There's really no point to really writing this. It's destined to be a jumbled piece of shit because I'm not sure what exactly it is that I want to say, or how to say it. But hopefully, decades from now, I'll find this, and remember exactly how I felt and what this meant to me.
The San Francisco Giants are one win away from winning the World Series.
I know, I know, technically this has already happened in my lifetime. We all know what happened in 2002. I was 13 and so blinded by my love of the Giants that I couldn't even see the faults of the management and the players. Now it's eight years later, and the only thing still around from 2002 is a guy named Brian Sabean.
One more win.
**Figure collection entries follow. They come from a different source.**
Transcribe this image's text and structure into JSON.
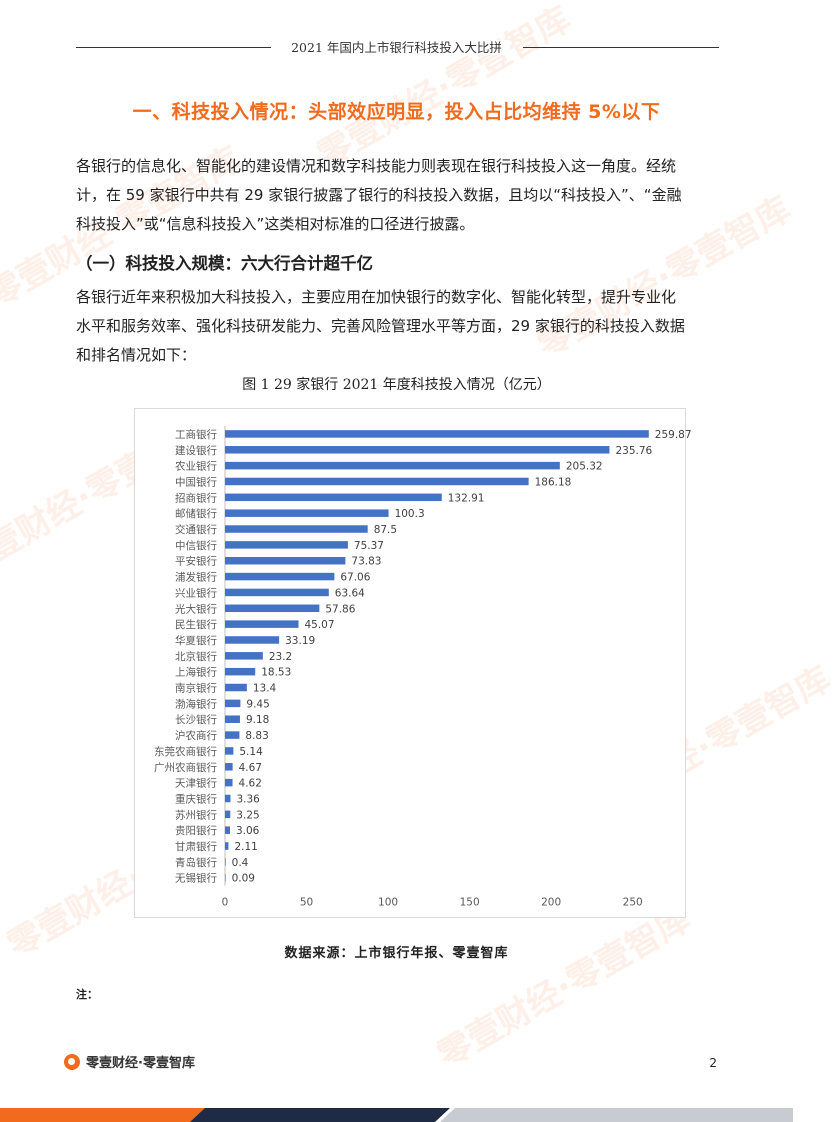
{
  "header": {
    "title": "2021 年国内上市银行科技投入大比拼"
  },
  "section": {
    "title": "一、科技投入情况：头部效应明显，投入占比均维持 5%以下"
  },
  "paragraph1": {
    "lines": [
      "各银行的信息化、智能化的建设情况和数字科技能力则表现在银行科技投入这一角度。经统",
      "计，在 59 家银行中共有 29 家银行披露了银行的科技投入数据，且均以“科技投入”、“金融",
      "科技投入”或“信息科技投入”这类相对标准的口径进行披露。"
    ]
  },
  "subheading": {
    "text": "（一）科技投入规模：六大行合计超千亿"
  },
  "paragraph2": {
    "lines": [
      "各银行近年来积极加大科技投入，主要应用在加快银行的数字化、智能化转型，提升专业化",
      "水平和服务效率、强化科技研发能力、完善风险管理水平等方面，29 家银行的科技投入数据",
      "和排名情况如下："
    ]
  },
  "figure": {
    "caption": "图 1  29 家银行 2021 年度科技投入情况（亿元）"
  },
  "chart_data": {
    "type": "bar",
    "orientation": "horizontal",
    "categories": [
      "工商银行",
      "建设银行",
      "农业银行",
      "中国银行",
      "招商银行",
      "邮储银行",
      "交通银行",
      "中信银行",
      "平安银行",
      "浦发银行",
      "兴业银行",
      "光大银行",
      "民生银行",
      "华夏银行",
      "北京银行",
      "上海银行",
      "南京银行",
      "渤海银行",
      "长沙银行",
      "沪农商行",
      "东莞农商银行",
      "广州农商银行",
      "天津银行",
      "重庆银行",
      "苏州银行",
      "贵阳银行",
      "甘肃银行",
      "青岛银行",
      "无锡银行"
    ],
    "values": [
      259.87,
      235.76,
      205.32,
      186.18,
      132.91,
      100.3,
      87.5,
      75.37,
      73.83,
      67.06,
      63.64,
      57.86,
      45.07,
      33.19,
      23.2,
      18.53,
      13.4,
      9.45,
      9.18,
      8.83,
      5.14,
      4.67,
      4.62,
      3.36,
      3.25,
      3.06,
      2.11,
      0.4,
      0.09
    ],
    "value_labels": [
      "259.87",
      "235.76",
      "205.32",
      "186.18",
      "132.91",
      "100.3",
      "87.5",
      "75.37",
      "73.83",
      "67.06",
      "63.64",
      "57.86",
      "45.07",
      "33.19",
      "23.2",
      "18.53",
      "13.4",
      "9.45",
      "9.18",
      "8.83",
      "5.14",
      "4.67",
      "4.62",
      "3.36",
      "3.25",
      "3.06",
      "2.11",
      "0.4",
      "0.09"
    ],
    "xticks": [
      "0",
      "50",
      "100",
      "150",
      "200",
      "250"
    ],
    "xlim": [
      0,
      260
    ],
    "bar_color": "#4472c4",
    "grid": false
  },
  "source": {
    "text": "数据来源：上市银行年报、零壹智库"
  },
  "note": {
    "text": "注："
  },
  "footer": {
    "brand": "零壹财经·零壹智库",
    "page": "2"
  },
  "watermark": {
    "text": "零壹财经·零壹智库"
  },
  "colors": {
    "accent": "#f26b1d",
    "navy": "#1f2b44",
    "grey": "#c8ccd2"
  }
}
Four months ago, I was already resigned to watching another year of just-over-.500 baseball, and I was okay with it. Then, this team began to take shape. Molina was traded, Posey took over. Madison Bumgarner emerged. Jonathan Sanchez harnessed his power. Matt Cain finally became the Matt Cain that we all hoped and dreamed for. Tim Lincecum was Tim Lincecum, then took a break from being Tim Lincecum, only to then decide to be Tim Lincecum again. Andres Torres came out of nowhere. Freddy Sanchez stayed healthy. Aubrey Huff came back after a terrible year. Pat Burrell was having a terrible year and was from the Bay Area, so we decided to give him a try. Cody Ross only happened because we didn’t want the Padres to have him. Uribe had jazz hands seemingly every single time we needed them. The beards happened. Even our players who didn’t have good seasons had their moments where they won games for us. And here we are. One win from the top.
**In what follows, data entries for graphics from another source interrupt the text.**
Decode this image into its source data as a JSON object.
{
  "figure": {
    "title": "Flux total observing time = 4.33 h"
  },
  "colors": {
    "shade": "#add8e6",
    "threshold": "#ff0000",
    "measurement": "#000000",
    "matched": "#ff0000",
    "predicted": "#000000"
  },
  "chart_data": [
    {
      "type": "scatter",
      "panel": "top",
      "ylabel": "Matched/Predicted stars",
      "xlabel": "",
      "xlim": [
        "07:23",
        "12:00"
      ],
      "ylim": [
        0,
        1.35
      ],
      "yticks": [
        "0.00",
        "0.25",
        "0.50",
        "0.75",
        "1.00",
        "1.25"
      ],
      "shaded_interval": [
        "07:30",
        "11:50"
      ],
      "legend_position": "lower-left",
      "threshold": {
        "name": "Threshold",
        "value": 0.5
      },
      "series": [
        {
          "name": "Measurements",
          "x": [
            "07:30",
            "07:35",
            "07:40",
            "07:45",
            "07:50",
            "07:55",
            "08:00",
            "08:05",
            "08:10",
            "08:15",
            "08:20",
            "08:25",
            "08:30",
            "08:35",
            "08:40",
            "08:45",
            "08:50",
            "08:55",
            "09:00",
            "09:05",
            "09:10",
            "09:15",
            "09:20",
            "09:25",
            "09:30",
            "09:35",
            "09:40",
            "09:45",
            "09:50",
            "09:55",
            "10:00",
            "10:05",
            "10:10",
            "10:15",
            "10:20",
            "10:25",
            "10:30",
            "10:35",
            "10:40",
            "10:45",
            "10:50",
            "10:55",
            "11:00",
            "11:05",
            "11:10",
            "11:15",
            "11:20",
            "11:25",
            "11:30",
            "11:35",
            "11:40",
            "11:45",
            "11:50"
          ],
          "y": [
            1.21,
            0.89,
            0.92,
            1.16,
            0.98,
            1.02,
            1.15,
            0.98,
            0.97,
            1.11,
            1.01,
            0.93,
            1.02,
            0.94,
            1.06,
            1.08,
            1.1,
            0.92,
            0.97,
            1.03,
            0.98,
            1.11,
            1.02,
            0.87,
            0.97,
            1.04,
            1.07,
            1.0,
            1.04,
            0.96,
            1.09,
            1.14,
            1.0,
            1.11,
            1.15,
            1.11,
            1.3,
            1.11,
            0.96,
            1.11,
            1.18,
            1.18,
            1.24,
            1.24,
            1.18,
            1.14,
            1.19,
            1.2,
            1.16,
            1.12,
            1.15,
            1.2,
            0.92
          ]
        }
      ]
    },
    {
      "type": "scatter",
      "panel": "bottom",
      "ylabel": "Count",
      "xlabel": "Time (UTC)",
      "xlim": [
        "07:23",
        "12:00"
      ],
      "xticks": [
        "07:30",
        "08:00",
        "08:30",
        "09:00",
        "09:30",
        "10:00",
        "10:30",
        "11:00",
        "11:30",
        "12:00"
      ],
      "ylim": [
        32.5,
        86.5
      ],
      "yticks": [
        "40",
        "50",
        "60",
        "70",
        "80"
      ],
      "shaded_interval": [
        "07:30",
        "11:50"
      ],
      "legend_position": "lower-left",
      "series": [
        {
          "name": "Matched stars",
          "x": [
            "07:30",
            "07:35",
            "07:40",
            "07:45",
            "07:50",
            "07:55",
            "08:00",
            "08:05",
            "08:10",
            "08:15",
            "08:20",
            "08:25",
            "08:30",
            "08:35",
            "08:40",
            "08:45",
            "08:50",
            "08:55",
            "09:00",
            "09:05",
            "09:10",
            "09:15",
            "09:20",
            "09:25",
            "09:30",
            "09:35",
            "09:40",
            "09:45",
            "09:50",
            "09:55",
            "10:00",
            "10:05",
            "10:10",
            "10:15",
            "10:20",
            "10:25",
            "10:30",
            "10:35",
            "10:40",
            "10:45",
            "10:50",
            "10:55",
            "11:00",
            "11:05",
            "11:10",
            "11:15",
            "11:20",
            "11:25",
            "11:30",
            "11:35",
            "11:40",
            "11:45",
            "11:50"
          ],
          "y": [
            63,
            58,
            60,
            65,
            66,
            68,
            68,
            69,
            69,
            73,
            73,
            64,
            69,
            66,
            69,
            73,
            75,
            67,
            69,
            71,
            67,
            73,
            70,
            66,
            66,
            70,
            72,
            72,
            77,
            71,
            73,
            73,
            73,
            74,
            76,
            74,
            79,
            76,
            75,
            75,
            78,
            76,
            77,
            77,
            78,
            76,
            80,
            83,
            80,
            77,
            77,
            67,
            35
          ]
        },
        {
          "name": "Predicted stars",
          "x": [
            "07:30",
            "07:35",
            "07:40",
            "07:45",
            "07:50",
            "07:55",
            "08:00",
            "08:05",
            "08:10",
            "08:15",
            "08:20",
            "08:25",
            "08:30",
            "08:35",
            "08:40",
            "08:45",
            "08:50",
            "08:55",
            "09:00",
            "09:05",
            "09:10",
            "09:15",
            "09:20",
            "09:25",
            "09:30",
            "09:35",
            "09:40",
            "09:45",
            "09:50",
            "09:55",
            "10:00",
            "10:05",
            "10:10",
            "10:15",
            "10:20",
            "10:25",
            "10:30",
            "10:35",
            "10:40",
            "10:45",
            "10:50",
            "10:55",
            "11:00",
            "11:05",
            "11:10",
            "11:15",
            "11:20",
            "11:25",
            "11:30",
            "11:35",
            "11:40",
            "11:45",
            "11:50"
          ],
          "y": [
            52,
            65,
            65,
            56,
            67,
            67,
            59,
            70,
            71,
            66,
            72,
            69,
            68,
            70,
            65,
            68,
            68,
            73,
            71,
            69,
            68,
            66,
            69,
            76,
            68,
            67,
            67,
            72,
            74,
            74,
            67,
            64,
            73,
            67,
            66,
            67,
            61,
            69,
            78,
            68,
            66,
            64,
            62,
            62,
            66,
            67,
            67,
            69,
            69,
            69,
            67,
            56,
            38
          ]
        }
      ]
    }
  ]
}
I've always thought about this moment. What it would be like, how I would take it, what would I do. And all I can say is, I don't know. Neither actions nor words can describe what it would mean to me.
Brian Wilson striking out Will Venable to clinch the West seems like years ago. This postseason has already been filled with unforgettable memories. Lincecum's 14 strikeout gem. The Ankiel game. Brooks Conrad. Ssory Doc. Cain shutting out the Phillies. Uribe's walkoff sac-fly. The amazing bullpen in the pennant clincher, and Uribe's home run to right, just barely clearing the fence. The obliterations of Texas in games 1 and 2, and Bumgarner's dominance in game 4. All I'm asking for is one more memory, one that will stay with me forever.
For every one of you who has been along on this ride for as long as I have, the ones who sat with me through Candlestick, the pain of 02, the failures of 00 and 03, the letdown of 04, and the general sorrow of 05-09, let’s enjoy this, no matter what happens.
Yep, this is a jumbled piece of shit.